Nearly 40,000 Ohioans have chosen health plans offered on the state’s health care marketplace through the first three months of a six-month enrollment period, according to new government data released today.

That compares to less than 6,000 Ohioans who enrolled in health plans through the marketplaces created by the Patient Protection and Affordable Care Act in the first two months of enrollment that began Oct. 1 last year, according to U.S. Department of Health and Human Services.

But statewide enrollment tended to be slightly older than the national average, with only 19 percent of marketplace enrollees in Ohio falling in the 18-34 age range, while 24 percent of the 2.2 million marketplace enrollees nationwide were 18-34 as of Dec. 28, HHS reported.
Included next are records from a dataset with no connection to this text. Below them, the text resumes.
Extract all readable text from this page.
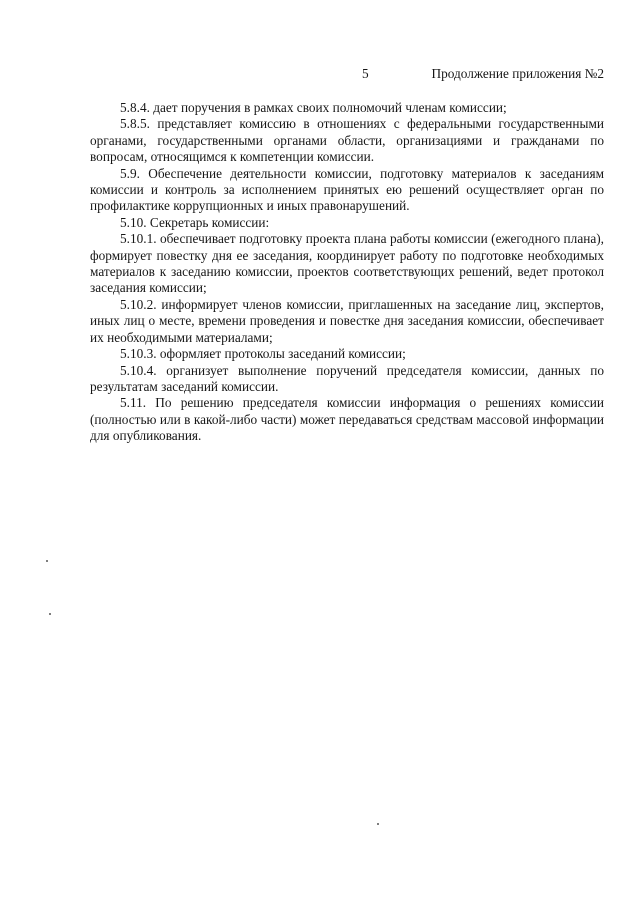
5	Продолжение приложения №2

5.8.4. дает поручения в рамках своих полномочий членам комиссии;

5.8.5. представляет комиссию в отношениях с федеральными государственными органами, государственными органами области, организациями и гражданами по вопросам, относящимся к компетенции комиссии.

5.9. Обеспечение деятельности комиссии, подготовку материалов к заседаниям комиссии и контроль за исполнением принятых ею решений осуществляет орган по профилактике коррупционных и иных правонарушений.

5.10. Секретарь комиссии:

5.10.1. обеспечивает подготовку проекта плана работы комиссии (ежегодного плана), формирует повестку дня ее заседания, координирует работу по подготовке необходимых материалов к заседанию комиссии, проектов соответствующих решений, ведет протокол заседания комиссии;

5.10.2. информирует членов комиссии, приглашенных на заседание лиц, экспертов, иных лиц о месте, времени проведения и повестке дня заседания комиссии, обеспечивает их необходимыми материалами;

5.10.3. оформляет протоколы заседаний комиссии;

5.10.4. организует выполнение поручений председателя комиссии, данных по результатам заседаний комиссии.

5.11. По решению председателя комиссии информация о решениях комиссии (полностью или в какой-либо части) может передаваться средствам массовой информации для опубликования.
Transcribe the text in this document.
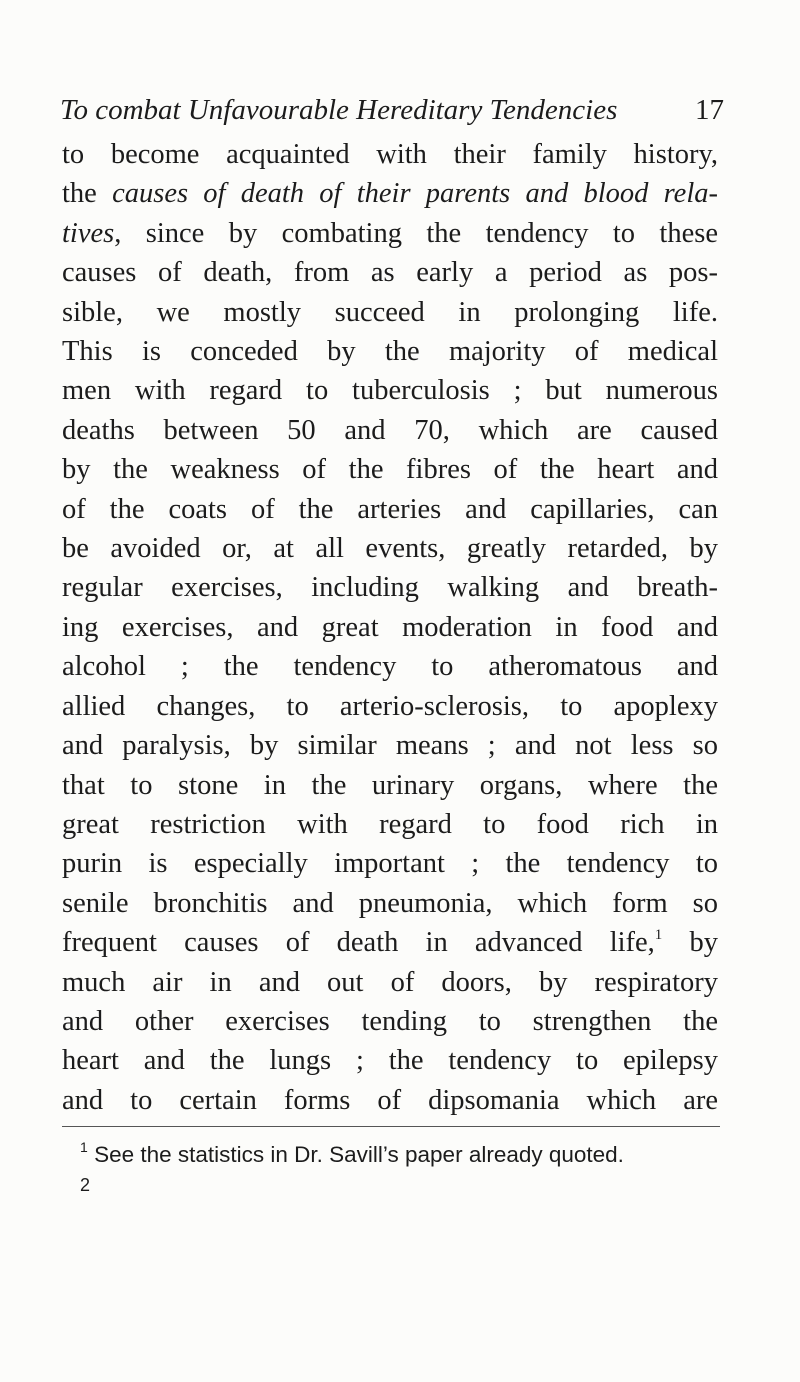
To combat Unfavourable Hereditary Tendencies	17
to become acquainted with their family history,
the causes of death of their parents and blood rela-
tives, since by combating the tendency to these
causes of death, from as early a period as pos-
sible, we mostly succeed in prolonging life.
This is conceded by the majority of medical
men with regard to tuberculosis ; but numerous
deaths between 50 and 70, which are caused
by the weakness of the fibres of the heart and
of the coats of the arteries and capillaries, can
be avoided or, at all events, greatly retarded, by
regular exercises, including walking and breath-
ing exercises, and great moderation in food and
alcohol ; the tendency to atheromatous and
allied changes, to arterio-sclerosis, to apoplexy
and paralysis, by similar means ; and not less so
that to stone in the urinary organs, where the
great restriction with regard to food rich in
purin is especially important ; the tendency to
senile bronchitis and pneumonia, which form so
frequent causes of death in advanced life,$^1$ by
much air in and out of doors, by respiratory
and other exercises tending to strengthen the
heart and the lungs ; the tendency to epilepsy
and to certain forms of dipsomania which are
$^1$ See the statistics in Dr. Savill’s paper already quoted.
2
That compares with a target closer to 38 percent set before the program’s botched October 1 rollout, when administration officials believed that about 2.7 million of a forecast 7 million potential enrollees for 2014 would be between 18 and 35 to help offset the cost of covering sicker consumers, according to Reuters.

Health policy experts say the administration may still get closer to that ratio by the time 2014 enrollment closes at the end of March, when more young Americans sign up to avoid the penalty for not being insured under President Barack Obama’s healthcare law.

Administration officials pointed to today’s data as an encouraging start, particularly given the technology failures that stalled access to the federal enrollment website HealthCare.gov in October and November.